The French’s Ledges Trail (marked in Barney I Love You Purple on the map) begins at the back of the elementary school parking lot, heading through the field before entering the woods. Cross the big, brand new (as of ’07) wooden bridge (0.3 mi) and continue along the trail. You’ll encounter several loop trails (Smokehouse, Blood Brook, Townsend), but stay on the French’s Ledges Trail (it is consistently signed as “Ledges” at every junction). Don’t despair–soon it begins to climb and narrow into an actual single track. Though the trail tread is typical New England rocks and roots, almost all obstacles can be navigated with the aforementioned leg & lung power; it is not demanding of technical bike handling skills. Arrive at the junction with the Red Trail (1.4 mi), lean your bike against a tree and climb the remaining short but very steep distance to French’s Ledges. Hiking on bare granite in bike shoes is interesting.

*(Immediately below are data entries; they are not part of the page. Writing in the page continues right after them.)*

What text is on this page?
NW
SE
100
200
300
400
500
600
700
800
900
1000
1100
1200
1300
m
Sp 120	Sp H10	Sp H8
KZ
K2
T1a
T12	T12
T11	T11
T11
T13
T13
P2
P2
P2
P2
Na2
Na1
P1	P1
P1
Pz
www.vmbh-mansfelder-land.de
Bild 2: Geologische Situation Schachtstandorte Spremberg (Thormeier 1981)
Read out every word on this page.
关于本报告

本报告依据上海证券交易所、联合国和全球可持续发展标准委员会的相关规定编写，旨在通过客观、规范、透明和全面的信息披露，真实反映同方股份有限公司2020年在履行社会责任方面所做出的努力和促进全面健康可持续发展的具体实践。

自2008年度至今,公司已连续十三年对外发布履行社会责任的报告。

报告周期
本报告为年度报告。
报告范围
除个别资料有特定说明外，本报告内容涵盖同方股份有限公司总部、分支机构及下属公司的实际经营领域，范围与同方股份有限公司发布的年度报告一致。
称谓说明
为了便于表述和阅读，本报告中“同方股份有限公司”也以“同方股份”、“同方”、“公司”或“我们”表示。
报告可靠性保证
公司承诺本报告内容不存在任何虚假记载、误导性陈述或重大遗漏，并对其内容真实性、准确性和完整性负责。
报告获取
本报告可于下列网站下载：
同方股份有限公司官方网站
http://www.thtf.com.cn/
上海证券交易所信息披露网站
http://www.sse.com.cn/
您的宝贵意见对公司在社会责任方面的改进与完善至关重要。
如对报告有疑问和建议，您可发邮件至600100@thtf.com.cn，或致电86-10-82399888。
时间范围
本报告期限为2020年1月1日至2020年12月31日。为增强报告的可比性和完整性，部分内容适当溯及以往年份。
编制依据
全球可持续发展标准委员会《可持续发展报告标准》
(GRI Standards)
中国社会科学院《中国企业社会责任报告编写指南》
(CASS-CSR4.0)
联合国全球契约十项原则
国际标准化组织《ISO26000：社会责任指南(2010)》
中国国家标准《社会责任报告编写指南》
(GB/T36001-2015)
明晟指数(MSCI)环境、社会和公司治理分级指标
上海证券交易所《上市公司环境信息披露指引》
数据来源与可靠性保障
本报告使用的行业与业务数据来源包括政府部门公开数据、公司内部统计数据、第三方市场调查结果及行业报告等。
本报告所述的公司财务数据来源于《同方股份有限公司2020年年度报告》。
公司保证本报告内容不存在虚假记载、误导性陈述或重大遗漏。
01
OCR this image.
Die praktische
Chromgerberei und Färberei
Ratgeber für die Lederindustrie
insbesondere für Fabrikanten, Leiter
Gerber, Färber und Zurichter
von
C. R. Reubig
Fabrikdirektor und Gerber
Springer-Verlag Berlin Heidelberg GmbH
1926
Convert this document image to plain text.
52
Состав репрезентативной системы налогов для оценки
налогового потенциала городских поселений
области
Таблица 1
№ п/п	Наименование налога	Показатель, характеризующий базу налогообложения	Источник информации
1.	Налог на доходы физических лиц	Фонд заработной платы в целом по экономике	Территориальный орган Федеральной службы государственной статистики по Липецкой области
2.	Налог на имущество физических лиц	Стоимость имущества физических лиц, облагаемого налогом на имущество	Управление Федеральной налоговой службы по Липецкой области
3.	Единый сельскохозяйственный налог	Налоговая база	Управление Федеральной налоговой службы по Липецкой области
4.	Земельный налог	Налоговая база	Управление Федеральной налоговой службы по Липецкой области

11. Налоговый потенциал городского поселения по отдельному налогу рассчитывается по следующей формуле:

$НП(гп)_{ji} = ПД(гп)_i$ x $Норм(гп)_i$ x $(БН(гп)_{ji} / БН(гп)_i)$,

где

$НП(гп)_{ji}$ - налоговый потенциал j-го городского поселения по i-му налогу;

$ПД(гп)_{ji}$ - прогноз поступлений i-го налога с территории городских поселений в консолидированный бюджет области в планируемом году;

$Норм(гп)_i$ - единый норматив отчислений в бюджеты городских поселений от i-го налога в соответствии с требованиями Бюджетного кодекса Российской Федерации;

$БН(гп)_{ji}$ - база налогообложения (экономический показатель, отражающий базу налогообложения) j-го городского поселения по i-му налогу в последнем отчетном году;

When you return, there are numerous other exploration opportunities (see the map) to take advantage of. The French’s Ledges Trail makes for a great descent, so plan on making that your last run. The Blue Trail has a much more technical feel (though it is short, 0.4 miles) and is a nice detour. The Red Trail is worth a sample as well. Check out the old ski lodge (now just a chimney) and lift towers of the Kimball Union Academy ski hill (defunct) off of the Yellow Trail as well.